While QDIV lacks the seasoning of some rival dividend ETFs, the fund's relevance in today's market environment is noteworthy.
QDIV follows the S&P 500 Quality High Dividend Index, a benchmark that holds stocks that rank in the top 200 of the S&P 500 in terms of quality scores and dividend yields. The quality overlay is important with yield-driven strategies, as some high-yield dividend stocks belong to companies that are on the cusp of negative dividend actions, including cuts or suspensions.
Definitions of the quality factor vary, but one of its hallmarks is that companies with the quality designation are usually financially sound and have the capability to pay and grow dividends. QDIV was home to 71 stocks at the end of last year.
Why It's Important
“While there are a handful of definitions for quality, S&P defines it as a combination of a company’s return on equity (profitability), debt to book value (financial leverage), and its change in net operating assets (accruals ratio),” Global X said in a recent note.
QDIV can provide some clues regarding sectors with stocks that fit the bill as quality names. At the end of last year, the fund allocated more than 35 percent of its combined weight to the consumer discretionary and technology sectors. Those sectors have been two of the biggest drivers of S&P 500 dividend growth since the financial crisis.

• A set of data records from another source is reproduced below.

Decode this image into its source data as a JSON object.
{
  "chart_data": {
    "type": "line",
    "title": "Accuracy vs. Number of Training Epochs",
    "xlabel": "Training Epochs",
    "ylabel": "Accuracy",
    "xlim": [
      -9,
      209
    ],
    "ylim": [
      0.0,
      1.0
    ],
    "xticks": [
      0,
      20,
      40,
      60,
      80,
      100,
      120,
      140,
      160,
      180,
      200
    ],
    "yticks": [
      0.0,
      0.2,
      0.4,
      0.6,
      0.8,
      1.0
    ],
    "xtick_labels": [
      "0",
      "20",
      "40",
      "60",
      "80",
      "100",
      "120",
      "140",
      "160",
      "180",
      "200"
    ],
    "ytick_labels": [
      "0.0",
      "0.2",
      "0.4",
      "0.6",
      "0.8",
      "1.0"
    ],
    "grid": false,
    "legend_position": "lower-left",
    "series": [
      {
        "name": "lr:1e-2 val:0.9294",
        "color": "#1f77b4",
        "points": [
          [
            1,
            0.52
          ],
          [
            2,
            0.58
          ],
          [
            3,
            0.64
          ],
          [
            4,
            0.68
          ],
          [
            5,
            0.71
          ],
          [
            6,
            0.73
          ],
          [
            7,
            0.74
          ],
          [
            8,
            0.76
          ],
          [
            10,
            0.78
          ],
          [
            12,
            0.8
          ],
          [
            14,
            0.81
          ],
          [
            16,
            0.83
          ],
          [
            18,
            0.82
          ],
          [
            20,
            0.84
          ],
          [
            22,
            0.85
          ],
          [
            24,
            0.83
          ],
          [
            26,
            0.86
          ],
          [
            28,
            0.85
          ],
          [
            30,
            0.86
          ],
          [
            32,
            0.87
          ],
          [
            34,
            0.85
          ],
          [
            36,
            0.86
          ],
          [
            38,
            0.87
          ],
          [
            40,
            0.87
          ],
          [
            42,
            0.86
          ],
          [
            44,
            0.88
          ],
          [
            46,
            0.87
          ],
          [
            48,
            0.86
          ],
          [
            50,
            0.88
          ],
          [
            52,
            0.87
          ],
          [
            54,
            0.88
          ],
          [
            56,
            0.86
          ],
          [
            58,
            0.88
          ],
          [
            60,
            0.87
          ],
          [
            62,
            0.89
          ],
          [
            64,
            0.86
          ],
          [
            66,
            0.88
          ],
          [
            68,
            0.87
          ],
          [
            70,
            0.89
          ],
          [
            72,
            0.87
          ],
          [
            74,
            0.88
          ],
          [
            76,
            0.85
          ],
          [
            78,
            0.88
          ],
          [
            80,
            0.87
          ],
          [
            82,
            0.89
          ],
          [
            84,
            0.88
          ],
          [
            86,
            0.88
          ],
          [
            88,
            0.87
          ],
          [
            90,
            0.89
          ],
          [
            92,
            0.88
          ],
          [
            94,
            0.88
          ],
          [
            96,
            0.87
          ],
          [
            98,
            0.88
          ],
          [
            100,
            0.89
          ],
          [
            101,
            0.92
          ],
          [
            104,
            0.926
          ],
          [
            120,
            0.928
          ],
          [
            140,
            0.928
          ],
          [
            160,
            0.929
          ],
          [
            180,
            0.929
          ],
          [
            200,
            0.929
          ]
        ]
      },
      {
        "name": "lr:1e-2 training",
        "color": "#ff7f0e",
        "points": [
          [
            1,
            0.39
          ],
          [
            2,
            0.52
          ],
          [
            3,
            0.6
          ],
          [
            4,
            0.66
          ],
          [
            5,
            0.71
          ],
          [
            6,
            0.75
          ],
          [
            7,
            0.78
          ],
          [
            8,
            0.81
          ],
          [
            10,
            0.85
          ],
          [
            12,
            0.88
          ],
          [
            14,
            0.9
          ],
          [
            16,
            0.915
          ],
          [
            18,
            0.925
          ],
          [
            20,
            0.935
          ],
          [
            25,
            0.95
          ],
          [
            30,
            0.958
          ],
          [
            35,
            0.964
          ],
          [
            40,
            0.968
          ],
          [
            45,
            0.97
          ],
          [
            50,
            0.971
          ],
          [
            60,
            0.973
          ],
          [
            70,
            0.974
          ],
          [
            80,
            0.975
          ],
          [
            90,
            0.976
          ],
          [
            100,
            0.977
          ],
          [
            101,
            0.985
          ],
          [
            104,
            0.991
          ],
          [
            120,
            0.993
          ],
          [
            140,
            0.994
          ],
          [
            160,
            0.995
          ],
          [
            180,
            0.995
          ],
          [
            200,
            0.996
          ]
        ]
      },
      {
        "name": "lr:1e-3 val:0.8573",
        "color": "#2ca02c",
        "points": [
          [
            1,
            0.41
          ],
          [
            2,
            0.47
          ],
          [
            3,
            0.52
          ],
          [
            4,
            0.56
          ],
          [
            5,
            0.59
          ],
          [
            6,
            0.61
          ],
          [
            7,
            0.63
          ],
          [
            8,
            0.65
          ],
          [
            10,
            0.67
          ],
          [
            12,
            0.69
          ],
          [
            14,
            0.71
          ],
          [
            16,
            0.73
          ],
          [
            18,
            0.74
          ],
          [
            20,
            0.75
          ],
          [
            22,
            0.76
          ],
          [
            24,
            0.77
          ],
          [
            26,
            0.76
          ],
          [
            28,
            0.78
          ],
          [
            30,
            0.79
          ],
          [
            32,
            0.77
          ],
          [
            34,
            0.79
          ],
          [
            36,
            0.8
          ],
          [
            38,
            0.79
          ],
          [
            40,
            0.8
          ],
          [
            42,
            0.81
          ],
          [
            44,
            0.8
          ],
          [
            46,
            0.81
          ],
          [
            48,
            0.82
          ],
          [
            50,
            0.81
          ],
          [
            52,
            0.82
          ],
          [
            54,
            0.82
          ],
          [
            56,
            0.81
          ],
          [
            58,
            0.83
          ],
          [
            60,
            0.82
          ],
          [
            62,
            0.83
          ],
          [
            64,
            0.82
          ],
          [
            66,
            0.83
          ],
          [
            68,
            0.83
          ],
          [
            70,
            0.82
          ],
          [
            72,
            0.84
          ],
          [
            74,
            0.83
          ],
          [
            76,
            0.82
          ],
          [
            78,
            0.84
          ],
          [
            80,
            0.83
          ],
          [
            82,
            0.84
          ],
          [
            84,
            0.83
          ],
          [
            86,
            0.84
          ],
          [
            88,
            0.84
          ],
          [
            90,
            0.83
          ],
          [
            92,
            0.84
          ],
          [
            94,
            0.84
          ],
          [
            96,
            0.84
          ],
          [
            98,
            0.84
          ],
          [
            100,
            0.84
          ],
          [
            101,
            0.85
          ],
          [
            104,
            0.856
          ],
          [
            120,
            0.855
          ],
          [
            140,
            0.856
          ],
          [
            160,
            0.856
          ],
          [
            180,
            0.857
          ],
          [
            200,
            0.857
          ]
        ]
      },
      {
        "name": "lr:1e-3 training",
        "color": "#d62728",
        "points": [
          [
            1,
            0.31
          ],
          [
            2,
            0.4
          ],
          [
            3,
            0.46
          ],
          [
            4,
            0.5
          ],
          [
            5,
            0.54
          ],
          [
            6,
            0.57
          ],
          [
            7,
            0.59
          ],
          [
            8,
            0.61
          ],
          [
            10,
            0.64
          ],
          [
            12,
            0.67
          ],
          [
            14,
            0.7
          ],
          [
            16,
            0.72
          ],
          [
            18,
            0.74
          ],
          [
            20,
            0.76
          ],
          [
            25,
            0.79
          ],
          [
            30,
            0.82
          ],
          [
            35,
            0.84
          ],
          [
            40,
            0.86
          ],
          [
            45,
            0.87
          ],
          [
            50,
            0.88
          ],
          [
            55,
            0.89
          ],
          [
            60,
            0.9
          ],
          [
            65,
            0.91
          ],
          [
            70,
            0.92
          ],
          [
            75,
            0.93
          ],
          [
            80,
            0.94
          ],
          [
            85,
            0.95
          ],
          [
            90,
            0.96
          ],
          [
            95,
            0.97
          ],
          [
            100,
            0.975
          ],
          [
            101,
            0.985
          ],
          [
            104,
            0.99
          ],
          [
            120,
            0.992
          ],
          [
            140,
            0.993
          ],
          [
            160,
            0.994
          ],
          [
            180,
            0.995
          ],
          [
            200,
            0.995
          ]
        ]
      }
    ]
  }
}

“Given that quality metrics help illustrate a firm’s potential profitability and financial stability, they also are insightful into the likelihood of a firm maintaining its dividends — that is, higher quality firms are more likely than low quality firms to maintain or grow their dividend,” Global X said.
“This is an important attribute to income-oriented investors who prefer dividend stability over other characteristics, like high dividends or growing dividends.”
The quality factor also proved to be less volatile than traditional equity strategies when stocks swooned late last year. Additionally, QDIV members have higher return on equity and lower financial leverage than the broader S&P 500.
QDIV, which pays a monthly dividend, is up 15.5 percent this year.